Feliz Año Nuevo
Ana Haro
Apenas quedaba espacio libre en el comedor y había que contorsionarse para ir pasando. Estábamos ya todos alrededor de la gran mesa, de pie, y agarrábamos cada uno el respaldo de nuestra silla como si tuviéramos miedo a perderla. Cada vez que estábamos a punto de sentarnos alguien se daba cuenta de que faltaba algo y lo gritaba para que lo oyeran las mujeres que iban y venían de la cocina y que se habían reservado los puestos cercanos a la puerta: el pan, otra servilleta, una copa más.
La comida esperaba intacta como un bodegón que se repetía cada 31 de diciembre: croquetas, langostinos, quesos, ensaladilla rusa, jamón ibérico… Tantos platos, repetidos en cada esquina, que, una vez sentados, no quedaba ni un hueco en el mantel para apoyar de canto las manos con las que los mayores sujetaban sus cigarrillos.
Mi tía era mi tía, con sus ojeras marrones imposibles de cubrir con el maquillaje.

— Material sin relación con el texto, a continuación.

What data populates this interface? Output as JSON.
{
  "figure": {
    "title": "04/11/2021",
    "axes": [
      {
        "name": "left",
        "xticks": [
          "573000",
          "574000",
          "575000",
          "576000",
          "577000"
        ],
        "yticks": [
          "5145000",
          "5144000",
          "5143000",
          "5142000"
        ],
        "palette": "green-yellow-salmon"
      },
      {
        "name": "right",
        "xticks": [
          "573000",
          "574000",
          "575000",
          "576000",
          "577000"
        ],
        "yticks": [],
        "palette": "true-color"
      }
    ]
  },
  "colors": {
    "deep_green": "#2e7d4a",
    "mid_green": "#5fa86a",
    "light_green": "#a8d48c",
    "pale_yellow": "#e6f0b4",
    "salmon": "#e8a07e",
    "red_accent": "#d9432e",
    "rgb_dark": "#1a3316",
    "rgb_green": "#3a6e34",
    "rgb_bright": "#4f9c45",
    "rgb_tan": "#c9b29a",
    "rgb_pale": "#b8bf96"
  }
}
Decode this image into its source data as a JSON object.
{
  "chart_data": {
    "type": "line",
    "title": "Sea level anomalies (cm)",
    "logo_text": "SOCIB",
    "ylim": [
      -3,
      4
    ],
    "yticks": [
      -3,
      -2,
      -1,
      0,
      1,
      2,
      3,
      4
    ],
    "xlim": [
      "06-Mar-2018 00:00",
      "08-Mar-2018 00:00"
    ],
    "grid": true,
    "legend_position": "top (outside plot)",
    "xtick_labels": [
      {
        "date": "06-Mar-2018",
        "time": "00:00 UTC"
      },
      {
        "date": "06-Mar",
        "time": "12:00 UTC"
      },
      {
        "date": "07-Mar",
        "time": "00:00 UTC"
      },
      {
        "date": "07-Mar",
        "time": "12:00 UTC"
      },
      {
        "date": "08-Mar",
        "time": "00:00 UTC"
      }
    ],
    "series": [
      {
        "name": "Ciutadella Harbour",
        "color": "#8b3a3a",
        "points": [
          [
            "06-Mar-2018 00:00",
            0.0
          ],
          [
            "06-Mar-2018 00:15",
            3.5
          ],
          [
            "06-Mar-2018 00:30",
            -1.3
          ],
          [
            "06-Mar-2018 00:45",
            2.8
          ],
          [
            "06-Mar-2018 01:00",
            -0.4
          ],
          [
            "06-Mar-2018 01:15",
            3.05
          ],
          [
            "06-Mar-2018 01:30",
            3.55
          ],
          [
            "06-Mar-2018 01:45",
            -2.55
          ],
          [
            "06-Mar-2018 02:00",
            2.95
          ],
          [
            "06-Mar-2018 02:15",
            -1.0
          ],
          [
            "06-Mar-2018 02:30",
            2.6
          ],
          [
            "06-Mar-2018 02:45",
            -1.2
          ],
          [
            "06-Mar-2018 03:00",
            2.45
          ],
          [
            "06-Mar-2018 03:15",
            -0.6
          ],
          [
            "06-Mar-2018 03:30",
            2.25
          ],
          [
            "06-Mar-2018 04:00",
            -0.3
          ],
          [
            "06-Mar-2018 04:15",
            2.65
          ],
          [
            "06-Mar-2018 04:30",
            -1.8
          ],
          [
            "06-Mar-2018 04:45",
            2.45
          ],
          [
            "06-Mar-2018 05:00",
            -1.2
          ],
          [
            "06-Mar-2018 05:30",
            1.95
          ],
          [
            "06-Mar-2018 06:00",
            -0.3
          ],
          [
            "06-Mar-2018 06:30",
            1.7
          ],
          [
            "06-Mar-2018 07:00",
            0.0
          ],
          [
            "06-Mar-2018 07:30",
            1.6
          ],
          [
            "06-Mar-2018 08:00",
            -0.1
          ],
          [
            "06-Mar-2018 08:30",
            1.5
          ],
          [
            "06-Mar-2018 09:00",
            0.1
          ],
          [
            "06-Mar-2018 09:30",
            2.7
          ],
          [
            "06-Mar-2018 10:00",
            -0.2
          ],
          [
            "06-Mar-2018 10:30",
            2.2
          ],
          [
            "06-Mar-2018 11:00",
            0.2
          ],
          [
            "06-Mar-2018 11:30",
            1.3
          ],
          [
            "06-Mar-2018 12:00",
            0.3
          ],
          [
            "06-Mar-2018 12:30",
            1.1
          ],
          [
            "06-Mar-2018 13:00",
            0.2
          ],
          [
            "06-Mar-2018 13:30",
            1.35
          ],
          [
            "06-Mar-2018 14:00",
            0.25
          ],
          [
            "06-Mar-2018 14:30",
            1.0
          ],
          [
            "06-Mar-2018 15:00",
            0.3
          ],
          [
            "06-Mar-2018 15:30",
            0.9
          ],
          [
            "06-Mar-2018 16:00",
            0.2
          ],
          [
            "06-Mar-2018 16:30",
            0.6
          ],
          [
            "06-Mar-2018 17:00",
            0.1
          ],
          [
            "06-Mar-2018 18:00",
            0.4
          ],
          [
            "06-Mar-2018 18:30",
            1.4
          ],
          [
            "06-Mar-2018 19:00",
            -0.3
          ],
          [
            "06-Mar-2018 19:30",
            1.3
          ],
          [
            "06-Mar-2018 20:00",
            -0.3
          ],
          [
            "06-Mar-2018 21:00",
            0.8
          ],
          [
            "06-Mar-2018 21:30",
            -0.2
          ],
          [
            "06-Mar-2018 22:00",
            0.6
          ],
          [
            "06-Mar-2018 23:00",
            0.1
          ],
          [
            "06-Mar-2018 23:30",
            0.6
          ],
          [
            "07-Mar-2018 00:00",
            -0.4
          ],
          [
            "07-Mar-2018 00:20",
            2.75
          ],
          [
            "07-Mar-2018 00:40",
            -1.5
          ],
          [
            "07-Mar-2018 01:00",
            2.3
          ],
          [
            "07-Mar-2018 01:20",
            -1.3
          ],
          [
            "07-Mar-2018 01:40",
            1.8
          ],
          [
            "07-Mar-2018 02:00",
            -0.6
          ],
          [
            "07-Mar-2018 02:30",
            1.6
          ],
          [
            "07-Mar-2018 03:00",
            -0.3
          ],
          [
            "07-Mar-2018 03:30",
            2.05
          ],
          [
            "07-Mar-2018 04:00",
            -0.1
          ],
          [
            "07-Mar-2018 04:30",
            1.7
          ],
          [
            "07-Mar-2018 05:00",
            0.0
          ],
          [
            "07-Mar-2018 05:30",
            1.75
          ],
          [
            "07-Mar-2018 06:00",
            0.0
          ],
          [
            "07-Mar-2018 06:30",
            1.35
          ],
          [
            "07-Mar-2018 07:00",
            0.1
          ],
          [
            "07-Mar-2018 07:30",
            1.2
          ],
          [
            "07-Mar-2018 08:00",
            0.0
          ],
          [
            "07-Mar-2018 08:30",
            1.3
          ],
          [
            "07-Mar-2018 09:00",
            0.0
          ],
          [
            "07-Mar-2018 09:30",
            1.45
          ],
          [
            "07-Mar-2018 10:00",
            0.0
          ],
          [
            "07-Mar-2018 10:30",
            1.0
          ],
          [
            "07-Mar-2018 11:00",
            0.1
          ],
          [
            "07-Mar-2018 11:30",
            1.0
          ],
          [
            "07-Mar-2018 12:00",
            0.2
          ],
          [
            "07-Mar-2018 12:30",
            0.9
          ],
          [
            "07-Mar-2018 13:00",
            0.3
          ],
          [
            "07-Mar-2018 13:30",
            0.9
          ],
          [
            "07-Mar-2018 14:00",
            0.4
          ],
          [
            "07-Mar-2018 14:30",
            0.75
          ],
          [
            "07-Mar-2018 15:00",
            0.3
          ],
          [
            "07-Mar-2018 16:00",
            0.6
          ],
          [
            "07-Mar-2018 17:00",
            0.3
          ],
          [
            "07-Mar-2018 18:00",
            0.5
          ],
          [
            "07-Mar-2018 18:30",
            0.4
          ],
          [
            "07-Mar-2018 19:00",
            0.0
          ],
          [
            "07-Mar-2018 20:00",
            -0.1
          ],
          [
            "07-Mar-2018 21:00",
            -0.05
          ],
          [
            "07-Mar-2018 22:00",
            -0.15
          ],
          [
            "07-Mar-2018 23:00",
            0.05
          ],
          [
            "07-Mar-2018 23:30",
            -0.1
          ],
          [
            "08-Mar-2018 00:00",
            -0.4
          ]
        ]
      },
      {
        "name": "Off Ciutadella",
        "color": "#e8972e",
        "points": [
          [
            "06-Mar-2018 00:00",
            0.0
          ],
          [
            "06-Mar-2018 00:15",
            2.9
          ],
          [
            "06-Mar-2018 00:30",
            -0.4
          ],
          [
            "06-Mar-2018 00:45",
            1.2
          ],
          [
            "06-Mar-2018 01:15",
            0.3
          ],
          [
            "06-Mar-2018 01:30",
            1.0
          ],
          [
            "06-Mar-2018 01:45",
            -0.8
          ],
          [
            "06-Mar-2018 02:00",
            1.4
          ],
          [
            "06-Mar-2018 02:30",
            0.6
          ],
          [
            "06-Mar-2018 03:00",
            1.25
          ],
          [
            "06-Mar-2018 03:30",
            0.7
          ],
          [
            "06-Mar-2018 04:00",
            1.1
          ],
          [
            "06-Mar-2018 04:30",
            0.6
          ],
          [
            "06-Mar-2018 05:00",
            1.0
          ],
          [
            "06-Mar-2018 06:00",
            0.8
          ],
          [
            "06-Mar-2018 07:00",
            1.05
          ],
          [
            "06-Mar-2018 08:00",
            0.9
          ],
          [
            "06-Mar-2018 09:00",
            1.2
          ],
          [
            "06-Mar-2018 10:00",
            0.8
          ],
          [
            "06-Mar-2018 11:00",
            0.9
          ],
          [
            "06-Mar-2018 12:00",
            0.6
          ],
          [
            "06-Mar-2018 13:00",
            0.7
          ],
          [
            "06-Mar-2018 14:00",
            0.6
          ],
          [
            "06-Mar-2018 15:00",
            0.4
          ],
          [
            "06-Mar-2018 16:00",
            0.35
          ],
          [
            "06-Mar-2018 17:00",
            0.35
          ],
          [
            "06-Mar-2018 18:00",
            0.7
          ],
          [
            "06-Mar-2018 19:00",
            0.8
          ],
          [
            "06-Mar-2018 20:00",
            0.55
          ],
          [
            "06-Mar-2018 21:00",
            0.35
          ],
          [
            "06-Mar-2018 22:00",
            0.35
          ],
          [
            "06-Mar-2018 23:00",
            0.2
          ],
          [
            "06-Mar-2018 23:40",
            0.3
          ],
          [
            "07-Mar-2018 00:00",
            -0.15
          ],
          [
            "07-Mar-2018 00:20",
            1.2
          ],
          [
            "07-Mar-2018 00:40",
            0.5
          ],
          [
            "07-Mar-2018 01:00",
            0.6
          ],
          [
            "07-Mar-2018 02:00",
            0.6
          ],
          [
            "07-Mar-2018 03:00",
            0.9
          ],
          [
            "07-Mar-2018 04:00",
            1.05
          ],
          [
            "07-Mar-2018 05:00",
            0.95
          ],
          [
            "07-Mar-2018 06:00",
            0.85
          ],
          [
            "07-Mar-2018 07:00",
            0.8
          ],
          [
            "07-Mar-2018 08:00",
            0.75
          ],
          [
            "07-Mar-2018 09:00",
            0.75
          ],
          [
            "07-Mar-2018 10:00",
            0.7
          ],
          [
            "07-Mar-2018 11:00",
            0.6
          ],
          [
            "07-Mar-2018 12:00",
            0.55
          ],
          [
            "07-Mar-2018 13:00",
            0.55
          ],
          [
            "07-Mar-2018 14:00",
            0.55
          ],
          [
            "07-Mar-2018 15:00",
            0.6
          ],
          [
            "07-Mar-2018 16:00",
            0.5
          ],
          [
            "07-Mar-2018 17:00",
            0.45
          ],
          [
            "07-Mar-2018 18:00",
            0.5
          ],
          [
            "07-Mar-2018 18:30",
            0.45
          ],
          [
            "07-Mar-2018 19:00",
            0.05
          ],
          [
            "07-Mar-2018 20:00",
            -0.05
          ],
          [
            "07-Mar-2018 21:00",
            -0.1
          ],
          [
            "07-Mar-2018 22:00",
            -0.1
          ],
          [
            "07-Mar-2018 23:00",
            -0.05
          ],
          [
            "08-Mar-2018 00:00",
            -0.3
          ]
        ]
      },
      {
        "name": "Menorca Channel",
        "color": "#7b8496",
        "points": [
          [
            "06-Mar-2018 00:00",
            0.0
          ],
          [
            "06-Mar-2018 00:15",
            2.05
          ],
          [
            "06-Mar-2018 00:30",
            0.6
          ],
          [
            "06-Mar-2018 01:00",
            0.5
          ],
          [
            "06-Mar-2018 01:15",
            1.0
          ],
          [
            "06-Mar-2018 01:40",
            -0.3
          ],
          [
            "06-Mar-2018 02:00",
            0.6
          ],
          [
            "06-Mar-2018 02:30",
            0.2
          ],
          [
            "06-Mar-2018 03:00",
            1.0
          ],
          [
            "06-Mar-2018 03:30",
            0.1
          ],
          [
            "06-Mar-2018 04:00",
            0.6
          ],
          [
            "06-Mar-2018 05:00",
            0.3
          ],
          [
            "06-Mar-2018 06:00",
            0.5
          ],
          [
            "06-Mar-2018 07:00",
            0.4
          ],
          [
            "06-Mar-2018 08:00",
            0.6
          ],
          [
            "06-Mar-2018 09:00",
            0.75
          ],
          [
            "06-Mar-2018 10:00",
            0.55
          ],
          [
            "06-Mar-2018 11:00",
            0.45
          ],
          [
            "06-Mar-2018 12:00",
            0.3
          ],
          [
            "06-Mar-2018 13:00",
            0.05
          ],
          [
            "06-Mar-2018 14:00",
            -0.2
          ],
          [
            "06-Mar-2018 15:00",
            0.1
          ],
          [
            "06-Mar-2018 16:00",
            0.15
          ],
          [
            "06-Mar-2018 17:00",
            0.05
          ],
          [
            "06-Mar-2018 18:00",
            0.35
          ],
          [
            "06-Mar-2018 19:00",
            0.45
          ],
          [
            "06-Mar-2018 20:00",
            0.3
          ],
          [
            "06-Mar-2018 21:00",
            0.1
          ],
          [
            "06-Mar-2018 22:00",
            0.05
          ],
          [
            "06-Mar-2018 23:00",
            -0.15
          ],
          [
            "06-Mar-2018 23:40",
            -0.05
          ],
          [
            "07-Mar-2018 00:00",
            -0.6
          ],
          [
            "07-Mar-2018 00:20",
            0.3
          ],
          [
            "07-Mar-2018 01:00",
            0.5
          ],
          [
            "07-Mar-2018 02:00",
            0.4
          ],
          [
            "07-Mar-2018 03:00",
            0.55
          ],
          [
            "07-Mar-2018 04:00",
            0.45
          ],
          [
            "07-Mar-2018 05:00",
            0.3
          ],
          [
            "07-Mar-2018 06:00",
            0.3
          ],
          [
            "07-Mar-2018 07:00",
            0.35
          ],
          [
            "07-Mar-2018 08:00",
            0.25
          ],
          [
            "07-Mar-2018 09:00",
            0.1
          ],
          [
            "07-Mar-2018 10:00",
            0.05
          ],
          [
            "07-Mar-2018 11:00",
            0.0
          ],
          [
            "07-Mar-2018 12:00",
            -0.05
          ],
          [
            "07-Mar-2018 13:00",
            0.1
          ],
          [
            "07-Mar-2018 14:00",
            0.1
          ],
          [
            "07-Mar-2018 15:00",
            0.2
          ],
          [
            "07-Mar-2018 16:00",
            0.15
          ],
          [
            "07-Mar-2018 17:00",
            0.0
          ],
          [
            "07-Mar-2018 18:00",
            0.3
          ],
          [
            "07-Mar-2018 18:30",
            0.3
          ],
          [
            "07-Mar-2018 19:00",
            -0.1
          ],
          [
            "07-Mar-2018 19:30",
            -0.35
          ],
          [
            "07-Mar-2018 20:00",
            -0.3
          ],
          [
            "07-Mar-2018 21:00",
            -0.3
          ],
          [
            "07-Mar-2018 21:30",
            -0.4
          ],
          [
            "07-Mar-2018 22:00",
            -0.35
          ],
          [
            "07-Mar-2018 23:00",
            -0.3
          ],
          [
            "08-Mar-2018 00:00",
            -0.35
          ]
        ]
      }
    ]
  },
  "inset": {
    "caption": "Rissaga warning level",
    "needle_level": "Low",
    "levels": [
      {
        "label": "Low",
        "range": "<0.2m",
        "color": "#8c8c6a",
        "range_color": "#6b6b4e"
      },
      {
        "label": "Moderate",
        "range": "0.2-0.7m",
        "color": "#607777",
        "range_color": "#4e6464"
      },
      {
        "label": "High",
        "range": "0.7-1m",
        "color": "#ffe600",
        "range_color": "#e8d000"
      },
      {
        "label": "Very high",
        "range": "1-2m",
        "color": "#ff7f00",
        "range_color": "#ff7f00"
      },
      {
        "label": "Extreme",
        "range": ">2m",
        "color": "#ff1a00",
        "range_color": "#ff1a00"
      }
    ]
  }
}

Mi tío era mi tío, con las cejas unidas en el centro como una sola cosa. Mis primos eran todos mis primos y no dejaban de hacerse fotos a sí mismos exagerando los gestos, poniendo cara de malos. Mi abuela era siempre mi abuela, encogida, malhumorada. Mi hermano era mi hermano y seguía ausente, callado desde no sé sabía cuándo. Mi padre era mi padre, brindando por cualquier cosa para poder beber más deprisa y mi madre era también mi madre, con su mirada nublada, como si viviera dentro de un pozo y tirara piedras de abajo arriba. Yo, en cambio, no era yo, y fueron, sin duda, las mejores navidades de mi vida.